My interest in becoming a medical doctor blossomed as a result of the low economic status of the people in our region. Where we live, many people are victims of infectious and chronic diseases, including malnutrition, malaria, cholera and tuberculosis. Many of these problems are caused by the poverty of the people here. As I grew up, I observed and experienced these problems in our rural community and even in our family. I began to think of how I could help the problems of these people. The solution, I saw, was to become a doctor. It is difficult to become a doctor in our country. There are only two medical schools in Kenya [University of Nairobi Medical School in Nairobi and Moi University Medical School in Eldoret]: admittance is very difficult to obtain, even with good marks in school, and the tuition is very expensive. However, I knew that becoming a doctor for the rural area where I live would be the best way to improve lives here. I worked very hard in school, but I worried that I would still not gain admittance to the medical school because I was not able to attend the best secondary school for medical sciences, due to a lack of funds. But, God blessed the prayers and hard work of my family. I worked diligently in my studies and my father, Pastor Habil, always went the extra mile so we could make ends meet. God continued to work in our lives in mighty ways.
My desire to become a medical doctor became stronger when I was sent back home from my boarding school to collect my school fees. At that time, my father was working at a local health center as a laboratory technologist. I went to the clinic where he worked to speak with him. Vividly, I can recall the situation that day at the clinic and the mess that was at that health clinic at that time. There were too many patients and too few services offered. That clinic was the only one on the Nyakach Plateau at the time. Many sick people walked for many kilometers to get the services offered there. It took me a very long time to see my dad that day because I became so absorbed in pity for the patients in the clinic waiting area. I talked with many of them and asked them questions about their conditions and experiences with doctors. When I talked with them, many began crying because they were sick and unable to see the doctor often. They also expressed to me that they did not have a relationship with their physician because he was a very busy man, caring for so many people on the Plateau. It was very painful to see such a large group of people whose conditions were only managed by cheap pain medications because they could not afford other medicines or treatments. I had great compassion on these people of my community.
Finally, I met with my father at the clinic and we talked about my school fees. I also expressed to him how strongly I felt about my destiny to become a doctor. At this time, we prayed for God to provide.

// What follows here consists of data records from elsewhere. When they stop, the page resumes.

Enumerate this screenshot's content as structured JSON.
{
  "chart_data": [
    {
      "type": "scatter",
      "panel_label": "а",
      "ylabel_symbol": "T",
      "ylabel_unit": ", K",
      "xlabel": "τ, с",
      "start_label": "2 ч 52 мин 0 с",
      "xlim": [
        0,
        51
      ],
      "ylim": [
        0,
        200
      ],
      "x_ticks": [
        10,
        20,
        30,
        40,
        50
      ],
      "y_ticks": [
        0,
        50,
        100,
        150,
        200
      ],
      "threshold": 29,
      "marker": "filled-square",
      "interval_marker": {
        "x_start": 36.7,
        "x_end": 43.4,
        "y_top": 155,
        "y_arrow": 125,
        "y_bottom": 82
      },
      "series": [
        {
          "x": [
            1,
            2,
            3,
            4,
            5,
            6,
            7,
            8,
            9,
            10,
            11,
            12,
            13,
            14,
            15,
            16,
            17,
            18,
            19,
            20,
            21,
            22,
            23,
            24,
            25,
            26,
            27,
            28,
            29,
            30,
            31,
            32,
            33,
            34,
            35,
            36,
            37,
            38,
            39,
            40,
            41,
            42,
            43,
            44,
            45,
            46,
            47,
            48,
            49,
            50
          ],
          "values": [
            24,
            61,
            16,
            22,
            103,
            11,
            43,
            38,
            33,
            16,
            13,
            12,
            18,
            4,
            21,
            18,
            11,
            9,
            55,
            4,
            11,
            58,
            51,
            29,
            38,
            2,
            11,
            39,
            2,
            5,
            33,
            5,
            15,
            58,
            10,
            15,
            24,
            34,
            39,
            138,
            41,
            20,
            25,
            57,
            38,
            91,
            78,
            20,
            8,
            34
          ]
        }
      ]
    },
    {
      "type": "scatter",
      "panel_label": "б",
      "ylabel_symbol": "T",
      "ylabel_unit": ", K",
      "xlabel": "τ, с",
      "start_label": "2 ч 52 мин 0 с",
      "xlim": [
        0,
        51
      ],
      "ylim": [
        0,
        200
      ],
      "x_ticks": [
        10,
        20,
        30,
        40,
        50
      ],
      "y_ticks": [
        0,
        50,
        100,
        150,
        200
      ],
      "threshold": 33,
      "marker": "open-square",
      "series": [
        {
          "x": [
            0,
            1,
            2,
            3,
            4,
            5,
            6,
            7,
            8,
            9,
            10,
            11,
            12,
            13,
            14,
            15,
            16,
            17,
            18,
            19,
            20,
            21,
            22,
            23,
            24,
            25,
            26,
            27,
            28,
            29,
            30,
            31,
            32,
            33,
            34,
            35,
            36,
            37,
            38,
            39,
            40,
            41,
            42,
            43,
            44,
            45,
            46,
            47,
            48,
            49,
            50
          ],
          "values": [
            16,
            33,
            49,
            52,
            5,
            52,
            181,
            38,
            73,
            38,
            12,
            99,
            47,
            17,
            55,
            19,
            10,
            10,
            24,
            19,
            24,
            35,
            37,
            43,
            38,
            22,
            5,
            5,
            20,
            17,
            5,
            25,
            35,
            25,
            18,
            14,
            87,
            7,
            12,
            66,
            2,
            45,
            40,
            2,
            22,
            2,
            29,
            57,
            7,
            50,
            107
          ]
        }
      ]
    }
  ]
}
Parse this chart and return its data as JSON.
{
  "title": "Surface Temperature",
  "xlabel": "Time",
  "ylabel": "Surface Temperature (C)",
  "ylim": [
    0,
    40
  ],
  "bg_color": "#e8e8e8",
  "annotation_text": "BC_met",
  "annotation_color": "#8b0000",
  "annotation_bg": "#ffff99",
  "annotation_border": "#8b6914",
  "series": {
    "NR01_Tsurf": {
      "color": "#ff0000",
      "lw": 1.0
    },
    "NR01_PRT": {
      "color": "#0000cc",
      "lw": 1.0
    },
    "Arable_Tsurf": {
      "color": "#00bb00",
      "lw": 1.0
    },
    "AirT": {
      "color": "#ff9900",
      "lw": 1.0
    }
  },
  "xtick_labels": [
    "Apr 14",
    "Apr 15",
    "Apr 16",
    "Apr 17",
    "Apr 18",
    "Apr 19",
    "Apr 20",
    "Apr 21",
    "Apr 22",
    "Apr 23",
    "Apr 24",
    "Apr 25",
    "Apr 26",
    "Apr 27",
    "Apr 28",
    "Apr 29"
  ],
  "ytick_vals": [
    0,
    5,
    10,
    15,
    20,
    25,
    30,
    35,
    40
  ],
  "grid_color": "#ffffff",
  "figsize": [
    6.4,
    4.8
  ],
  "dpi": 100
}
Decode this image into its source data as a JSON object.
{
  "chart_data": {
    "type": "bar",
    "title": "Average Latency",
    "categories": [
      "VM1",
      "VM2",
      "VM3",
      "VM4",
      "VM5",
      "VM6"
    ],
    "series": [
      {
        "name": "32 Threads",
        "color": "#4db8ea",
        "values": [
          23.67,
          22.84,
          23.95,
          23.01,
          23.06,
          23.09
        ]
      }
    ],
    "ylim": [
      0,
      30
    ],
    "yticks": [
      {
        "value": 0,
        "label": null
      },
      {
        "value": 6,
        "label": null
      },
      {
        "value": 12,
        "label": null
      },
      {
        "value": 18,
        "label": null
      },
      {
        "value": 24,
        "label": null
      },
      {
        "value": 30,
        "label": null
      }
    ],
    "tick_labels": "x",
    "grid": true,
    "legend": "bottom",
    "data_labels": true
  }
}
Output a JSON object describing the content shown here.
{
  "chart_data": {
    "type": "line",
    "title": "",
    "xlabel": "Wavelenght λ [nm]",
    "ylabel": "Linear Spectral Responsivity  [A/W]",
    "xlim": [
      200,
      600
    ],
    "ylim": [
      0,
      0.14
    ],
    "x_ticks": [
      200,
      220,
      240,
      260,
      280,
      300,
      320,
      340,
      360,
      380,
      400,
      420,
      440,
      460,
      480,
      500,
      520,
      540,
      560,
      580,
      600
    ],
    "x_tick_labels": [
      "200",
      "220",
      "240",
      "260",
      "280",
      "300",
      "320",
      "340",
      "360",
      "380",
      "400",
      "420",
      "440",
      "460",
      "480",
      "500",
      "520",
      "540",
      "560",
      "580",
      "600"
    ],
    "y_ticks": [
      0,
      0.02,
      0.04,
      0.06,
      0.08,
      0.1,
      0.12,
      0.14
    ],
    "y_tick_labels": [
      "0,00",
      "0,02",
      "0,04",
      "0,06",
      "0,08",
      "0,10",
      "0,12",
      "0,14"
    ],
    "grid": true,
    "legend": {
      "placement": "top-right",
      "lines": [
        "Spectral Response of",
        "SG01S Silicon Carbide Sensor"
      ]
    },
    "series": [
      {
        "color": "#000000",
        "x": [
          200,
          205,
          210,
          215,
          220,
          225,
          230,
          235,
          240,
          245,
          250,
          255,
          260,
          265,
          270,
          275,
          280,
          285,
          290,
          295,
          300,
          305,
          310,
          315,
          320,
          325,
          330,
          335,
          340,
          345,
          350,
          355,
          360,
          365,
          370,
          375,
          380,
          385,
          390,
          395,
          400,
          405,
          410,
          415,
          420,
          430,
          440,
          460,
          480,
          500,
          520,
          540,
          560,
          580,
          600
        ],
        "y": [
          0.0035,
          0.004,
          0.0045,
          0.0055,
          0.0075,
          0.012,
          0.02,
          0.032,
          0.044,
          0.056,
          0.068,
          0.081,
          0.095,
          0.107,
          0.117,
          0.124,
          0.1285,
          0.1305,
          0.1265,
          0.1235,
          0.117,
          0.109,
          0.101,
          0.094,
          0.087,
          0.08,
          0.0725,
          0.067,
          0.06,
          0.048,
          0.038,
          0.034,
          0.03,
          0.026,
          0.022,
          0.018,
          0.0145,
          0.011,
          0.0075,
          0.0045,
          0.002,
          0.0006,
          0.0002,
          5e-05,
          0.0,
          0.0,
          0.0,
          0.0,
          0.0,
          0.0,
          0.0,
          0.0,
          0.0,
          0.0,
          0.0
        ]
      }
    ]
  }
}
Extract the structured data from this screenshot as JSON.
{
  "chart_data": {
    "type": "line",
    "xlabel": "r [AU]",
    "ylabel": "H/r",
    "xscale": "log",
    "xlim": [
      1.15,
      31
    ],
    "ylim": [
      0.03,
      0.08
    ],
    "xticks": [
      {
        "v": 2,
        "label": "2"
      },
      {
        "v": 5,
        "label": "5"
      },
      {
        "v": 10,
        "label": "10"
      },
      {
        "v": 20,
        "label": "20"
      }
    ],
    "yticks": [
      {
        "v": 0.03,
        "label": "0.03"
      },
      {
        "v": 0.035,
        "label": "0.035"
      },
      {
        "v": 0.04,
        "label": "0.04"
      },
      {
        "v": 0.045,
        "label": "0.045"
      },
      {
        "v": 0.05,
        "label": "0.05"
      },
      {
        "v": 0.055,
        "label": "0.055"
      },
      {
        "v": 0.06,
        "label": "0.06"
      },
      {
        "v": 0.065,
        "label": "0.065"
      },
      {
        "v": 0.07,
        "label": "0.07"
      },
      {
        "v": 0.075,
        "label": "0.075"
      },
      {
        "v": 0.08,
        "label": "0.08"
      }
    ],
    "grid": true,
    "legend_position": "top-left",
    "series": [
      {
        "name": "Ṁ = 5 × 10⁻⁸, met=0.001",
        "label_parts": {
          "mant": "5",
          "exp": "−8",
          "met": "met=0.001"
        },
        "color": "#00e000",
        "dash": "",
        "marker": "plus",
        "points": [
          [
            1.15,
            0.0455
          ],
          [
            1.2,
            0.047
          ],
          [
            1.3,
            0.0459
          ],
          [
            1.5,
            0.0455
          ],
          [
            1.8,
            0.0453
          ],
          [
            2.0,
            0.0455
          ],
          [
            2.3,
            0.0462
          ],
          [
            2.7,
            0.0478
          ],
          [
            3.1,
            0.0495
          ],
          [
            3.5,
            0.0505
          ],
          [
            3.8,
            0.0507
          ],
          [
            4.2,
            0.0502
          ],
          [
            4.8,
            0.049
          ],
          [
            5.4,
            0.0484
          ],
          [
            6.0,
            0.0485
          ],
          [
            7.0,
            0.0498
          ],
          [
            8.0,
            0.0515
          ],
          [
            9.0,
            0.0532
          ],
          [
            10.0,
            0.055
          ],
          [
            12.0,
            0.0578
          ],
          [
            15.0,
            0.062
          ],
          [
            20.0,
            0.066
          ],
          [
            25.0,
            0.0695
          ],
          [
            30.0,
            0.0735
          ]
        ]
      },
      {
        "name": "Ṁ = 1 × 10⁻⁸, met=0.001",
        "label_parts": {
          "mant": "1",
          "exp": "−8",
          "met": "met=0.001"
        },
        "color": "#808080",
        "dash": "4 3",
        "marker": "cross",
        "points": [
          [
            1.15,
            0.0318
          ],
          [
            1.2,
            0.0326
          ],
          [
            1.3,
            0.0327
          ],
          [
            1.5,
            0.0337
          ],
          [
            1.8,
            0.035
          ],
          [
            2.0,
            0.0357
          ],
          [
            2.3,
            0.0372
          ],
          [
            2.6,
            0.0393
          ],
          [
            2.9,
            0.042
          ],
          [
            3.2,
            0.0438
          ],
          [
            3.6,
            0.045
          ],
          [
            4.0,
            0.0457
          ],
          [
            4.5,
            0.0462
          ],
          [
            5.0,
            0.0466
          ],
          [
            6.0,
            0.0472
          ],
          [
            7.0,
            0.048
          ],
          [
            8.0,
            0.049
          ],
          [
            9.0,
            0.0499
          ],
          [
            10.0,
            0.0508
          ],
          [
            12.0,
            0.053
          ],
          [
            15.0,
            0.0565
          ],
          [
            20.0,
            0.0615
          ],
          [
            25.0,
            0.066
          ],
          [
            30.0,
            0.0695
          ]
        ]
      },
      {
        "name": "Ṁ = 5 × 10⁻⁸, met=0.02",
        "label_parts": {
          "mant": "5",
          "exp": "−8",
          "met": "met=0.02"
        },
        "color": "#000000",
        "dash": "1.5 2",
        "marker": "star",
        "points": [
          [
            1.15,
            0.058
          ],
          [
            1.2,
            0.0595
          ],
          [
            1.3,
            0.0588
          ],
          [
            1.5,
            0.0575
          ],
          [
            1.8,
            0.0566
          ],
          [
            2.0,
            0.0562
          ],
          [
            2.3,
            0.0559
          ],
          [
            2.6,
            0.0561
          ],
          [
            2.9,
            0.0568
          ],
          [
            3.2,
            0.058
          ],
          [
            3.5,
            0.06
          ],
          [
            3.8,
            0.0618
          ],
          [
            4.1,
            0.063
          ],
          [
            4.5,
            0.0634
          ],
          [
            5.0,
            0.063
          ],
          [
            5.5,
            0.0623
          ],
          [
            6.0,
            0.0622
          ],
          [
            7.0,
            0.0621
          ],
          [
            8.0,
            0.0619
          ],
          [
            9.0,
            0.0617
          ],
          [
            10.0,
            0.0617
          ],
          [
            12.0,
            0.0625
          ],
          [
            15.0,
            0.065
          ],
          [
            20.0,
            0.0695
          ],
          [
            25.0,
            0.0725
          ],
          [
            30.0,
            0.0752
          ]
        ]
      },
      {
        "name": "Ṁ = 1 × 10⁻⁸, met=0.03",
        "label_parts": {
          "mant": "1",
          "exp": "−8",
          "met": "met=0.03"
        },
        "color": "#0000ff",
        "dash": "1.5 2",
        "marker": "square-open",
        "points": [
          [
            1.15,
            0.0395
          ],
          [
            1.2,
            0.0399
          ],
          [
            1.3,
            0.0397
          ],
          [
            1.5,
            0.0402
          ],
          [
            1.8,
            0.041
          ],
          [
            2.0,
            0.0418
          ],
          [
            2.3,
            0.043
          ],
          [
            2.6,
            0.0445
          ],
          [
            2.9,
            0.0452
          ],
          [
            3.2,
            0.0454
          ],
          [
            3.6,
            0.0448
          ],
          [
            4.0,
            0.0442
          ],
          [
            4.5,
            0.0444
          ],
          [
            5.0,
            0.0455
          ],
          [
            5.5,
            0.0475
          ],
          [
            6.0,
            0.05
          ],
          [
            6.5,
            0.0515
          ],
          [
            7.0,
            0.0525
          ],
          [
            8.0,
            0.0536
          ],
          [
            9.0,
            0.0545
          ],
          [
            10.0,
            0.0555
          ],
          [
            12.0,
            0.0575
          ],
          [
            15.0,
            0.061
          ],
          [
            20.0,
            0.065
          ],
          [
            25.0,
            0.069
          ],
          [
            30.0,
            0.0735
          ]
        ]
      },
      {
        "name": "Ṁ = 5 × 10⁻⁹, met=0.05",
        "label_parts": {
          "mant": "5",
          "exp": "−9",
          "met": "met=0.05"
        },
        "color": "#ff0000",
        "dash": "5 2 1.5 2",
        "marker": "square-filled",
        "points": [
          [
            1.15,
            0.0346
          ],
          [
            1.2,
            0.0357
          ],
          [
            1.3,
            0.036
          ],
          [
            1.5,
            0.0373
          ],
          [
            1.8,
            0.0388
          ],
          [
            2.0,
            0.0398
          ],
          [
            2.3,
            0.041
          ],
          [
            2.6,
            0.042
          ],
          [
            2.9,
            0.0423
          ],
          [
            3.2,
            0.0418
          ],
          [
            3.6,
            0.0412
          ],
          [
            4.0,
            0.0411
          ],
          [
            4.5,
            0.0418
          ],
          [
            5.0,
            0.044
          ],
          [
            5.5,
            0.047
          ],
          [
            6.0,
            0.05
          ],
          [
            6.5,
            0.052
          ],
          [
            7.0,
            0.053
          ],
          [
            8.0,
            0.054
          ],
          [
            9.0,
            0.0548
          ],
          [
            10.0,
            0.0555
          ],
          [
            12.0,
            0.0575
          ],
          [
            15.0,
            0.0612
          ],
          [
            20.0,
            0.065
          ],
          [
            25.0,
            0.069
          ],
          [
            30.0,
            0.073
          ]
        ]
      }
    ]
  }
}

Many years later, I am now a 4th year student in the School of Medicine at the University of Nairobi thanks to the financial blessings of a wonderful woman in Colorado who is a friend of Straw to Bread. She heard my story from Mama Lisa Baker and pledged to support me in my medical studies. When Mama Lisa told her my story, she said, “I have too much. I understand that the presence of a physician in this part of Kenya could make a difference for generations to come. I always wanted to go to medical school, but I could not. I want to pay Don’s way.” I am so very grateful to God for her gift, as it will bless many sick people in the future.
Medical school in Kenya is a six-year course: five years in classroom followed by one year of working in the hospitals on clinical rotations. As mentioned before, medical school admittance requires top grades and it is very expensive to attend, purchase books and pay for living expenses. I am absolutely blessed to be one of the students here. My favorite course is pathology, which has units including anatomic pathology, clinical chemistry, hematology and immunology. The subject of immunology has been my absolute favorite!
My hope to change lives lies deeply in the rural area where I come from. Immediately after my graduation from medical school in 2014, I will receive the certificate to practice as medical practitioner. I will go back to my village to provide the medical services that are desperately needed by the people there. The plan to build the Bethlehem Home Clinic will be of great importance to make this dream a reality. I believe in a God who continually helps Dr. Lisa Baker and the entire Straw to Bread community to help us here to have better lives. So many people work with us here to improve health, education and business, which helps us to have better lives. May God bless you all very abundantly.
I pray earnestly for this clinic, and I believe that when time comes, God will provide the funding for the clinic in which I plan to work. In this clinic, we will provide the best services regardless of any economic background of the patients who come there. I pray to God that he may bless us all even as we strive to do the work that God has put in our hands while on this earth. May God bless and sustain us all.”